Nigeria—Concluding Statement

IMF Staff Visit To Review Staff Monitored Program

March 6, 2002

Following the expiration of the Stand-By Arrangement in October 2001, the International Monetary Fund (IMF) and the Nigerian authorities have been working closely together on an informal framework for monitoring economic policies. It was expected that successful implementation of economic policies could lead to a medium-term economic program that would foster growth, reduce poverty, and keep inflation low. As part of this informal monitoring process, an IMF staff mission has been in Nigeria since February 25 to review recent economic developments as well as to assess the economic outlook for 2002.

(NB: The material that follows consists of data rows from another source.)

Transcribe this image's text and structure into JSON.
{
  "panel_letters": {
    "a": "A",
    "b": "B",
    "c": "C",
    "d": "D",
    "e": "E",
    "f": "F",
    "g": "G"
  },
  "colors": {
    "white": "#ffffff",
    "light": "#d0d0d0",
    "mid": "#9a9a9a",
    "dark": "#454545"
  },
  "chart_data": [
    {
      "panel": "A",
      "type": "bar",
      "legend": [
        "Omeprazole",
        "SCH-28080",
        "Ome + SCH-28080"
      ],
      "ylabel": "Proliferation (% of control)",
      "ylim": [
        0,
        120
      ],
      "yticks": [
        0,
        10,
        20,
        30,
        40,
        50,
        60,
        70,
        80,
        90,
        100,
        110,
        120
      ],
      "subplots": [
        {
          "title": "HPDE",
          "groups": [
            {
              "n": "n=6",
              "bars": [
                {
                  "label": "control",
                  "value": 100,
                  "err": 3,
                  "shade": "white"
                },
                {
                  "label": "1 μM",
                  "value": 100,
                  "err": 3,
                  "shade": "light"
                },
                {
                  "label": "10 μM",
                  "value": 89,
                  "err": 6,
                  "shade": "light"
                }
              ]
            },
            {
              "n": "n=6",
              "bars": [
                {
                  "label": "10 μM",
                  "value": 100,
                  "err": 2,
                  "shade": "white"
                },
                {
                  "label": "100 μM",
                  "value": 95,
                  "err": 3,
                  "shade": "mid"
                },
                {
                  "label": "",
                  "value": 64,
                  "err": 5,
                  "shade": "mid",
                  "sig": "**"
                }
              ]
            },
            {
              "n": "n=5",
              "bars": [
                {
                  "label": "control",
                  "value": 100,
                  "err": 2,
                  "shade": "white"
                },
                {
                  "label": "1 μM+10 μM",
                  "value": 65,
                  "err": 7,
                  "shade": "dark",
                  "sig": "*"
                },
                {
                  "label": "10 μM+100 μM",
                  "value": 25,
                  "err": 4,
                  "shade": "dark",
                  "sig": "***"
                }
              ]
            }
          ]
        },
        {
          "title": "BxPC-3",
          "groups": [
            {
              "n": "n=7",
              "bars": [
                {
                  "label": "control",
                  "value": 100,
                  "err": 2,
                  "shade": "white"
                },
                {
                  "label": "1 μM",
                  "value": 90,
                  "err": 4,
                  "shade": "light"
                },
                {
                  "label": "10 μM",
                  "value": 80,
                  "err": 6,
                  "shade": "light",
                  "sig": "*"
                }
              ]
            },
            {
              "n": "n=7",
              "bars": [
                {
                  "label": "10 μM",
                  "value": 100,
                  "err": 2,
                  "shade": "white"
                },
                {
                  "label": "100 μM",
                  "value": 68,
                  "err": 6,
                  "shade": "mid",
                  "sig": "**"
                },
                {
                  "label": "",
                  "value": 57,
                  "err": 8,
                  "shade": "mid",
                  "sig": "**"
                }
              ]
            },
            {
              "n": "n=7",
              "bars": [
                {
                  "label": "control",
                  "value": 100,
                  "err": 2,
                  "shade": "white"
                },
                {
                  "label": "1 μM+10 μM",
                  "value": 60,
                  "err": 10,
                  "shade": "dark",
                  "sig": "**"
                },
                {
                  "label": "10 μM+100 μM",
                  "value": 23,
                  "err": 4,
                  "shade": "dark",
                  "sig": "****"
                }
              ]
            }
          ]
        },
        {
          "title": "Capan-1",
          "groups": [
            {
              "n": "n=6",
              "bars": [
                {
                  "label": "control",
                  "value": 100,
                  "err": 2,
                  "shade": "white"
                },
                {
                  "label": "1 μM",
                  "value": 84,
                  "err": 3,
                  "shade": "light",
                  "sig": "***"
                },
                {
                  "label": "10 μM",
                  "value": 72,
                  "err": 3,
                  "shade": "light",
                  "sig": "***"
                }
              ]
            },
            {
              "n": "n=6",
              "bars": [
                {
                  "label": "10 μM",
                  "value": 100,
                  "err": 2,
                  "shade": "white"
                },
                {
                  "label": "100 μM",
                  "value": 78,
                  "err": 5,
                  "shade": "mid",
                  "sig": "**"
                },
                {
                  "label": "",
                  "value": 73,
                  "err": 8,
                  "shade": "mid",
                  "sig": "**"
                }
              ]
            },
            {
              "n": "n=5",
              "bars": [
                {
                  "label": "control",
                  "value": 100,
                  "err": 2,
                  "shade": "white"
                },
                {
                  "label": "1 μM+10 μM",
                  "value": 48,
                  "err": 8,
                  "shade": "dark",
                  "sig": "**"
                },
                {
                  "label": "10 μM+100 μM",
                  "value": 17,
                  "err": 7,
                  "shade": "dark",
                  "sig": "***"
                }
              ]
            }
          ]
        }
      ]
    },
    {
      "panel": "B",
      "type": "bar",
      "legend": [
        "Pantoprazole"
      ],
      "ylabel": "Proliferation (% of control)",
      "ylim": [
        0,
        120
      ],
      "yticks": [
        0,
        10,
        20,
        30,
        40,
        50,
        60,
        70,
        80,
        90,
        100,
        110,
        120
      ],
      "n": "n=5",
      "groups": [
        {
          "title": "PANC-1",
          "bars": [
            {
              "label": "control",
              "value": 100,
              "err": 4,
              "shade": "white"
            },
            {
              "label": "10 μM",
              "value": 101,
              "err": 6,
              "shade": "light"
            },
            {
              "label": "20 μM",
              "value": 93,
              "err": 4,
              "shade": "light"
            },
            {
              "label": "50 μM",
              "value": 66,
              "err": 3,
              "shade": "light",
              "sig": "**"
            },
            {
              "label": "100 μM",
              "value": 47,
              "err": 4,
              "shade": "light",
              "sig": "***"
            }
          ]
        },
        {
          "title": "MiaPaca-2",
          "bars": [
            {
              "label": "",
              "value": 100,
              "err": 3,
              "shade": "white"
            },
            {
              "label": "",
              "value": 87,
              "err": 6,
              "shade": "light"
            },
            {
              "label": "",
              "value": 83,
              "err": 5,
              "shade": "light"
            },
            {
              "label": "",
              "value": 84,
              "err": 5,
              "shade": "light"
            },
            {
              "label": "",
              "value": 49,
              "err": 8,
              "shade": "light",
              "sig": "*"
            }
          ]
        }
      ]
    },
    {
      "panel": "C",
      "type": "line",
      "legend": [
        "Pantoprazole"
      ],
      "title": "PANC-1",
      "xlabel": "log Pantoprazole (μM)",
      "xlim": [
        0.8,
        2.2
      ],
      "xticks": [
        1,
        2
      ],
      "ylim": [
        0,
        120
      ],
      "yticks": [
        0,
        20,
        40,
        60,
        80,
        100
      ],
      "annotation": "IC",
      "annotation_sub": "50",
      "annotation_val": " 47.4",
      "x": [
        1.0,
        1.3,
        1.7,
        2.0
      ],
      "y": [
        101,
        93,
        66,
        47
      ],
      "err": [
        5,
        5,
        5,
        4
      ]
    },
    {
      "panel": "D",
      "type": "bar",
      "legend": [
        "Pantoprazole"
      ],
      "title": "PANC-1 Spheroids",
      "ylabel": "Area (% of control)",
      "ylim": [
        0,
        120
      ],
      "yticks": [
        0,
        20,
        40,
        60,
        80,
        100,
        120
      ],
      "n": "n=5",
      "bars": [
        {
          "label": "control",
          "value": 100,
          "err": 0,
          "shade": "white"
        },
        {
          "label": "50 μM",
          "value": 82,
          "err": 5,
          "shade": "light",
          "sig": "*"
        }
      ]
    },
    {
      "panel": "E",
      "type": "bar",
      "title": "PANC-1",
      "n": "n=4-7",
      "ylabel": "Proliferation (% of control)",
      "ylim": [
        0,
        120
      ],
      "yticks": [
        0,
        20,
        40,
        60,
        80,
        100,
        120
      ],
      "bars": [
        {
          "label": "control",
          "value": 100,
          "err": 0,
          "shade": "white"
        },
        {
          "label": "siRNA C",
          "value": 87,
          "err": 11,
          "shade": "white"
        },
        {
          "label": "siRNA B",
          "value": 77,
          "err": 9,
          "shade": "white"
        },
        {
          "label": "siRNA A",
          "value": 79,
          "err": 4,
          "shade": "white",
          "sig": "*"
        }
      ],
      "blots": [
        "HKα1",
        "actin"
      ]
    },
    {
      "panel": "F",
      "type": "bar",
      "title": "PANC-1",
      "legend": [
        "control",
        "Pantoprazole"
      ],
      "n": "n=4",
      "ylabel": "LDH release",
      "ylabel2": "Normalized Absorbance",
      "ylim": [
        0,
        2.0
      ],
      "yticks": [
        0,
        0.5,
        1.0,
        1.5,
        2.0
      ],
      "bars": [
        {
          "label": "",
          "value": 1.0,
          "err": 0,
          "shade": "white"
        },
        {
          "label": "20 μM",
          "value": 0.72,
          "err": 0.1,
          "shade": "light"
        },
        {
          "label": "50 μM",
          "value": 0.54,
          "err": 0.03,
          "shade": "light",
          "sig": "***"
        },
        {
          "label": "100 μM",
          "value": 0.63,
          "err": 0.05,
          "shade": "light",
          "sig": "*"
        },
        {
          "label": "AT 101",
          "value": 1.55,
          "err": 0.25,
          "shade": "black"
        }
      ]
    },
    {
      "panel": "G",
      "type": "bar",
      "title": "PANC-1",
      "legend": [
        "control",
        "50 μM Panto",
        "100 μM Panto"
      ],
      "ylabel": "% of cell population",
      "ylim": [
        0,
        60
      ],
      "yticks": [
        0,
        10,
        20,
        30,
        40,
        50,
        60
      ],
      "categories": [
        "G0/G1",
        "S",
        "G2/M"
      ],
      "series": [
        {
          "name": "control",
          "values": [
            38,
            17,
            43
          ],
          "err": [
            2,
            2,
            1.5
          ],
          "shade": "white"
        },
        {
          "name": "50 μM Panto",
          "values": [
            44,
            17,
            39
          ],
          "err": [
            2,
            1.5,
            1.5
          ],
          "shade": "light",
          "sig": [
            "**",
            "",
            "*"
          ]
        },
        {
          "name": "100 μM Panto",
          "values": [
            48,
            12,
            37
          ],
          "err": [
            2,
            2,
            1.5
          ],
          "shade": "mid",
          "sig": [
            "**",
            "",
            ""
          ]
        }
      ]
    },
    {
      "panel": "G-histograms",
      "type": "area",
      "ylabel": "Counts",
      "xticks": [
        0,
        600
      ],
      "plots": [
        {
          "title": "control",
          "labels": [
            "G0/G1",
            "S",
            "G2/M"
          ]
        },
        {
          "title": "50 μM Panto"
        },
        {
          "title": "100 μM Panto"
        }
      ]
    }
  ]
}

Some progress has been made in the last few months in reducing inflation. However, key targets relating to the implementation of macroeconomic policies were missed. First, the level of government spending could well exceed the government's resources, thereby generating inflation and hurting the poor. Further, given the current environment, there appear to be risks that government spending in 2002 could be very high. This could compromise the quality of government spending, reducing the social benefits. In light of these risks, the IMF staff mission agreed that it would be prudent for the government to avoid committing to policies that could prove difficult to fully implement. This has led to the discontinuation of the informal monitoring of the present set of economic policies.

The staff mission supports the government's resolve to devise a home-grown program, taking account of Nigerian realities. It also welcomes its invitation for the IMF's technical expertise in developing such a program after the budget for 2002 is finalized. The IMF would urge that any such program be strong and designed to help achieve Nigeria's social and economic objectives that the IMF fully shares.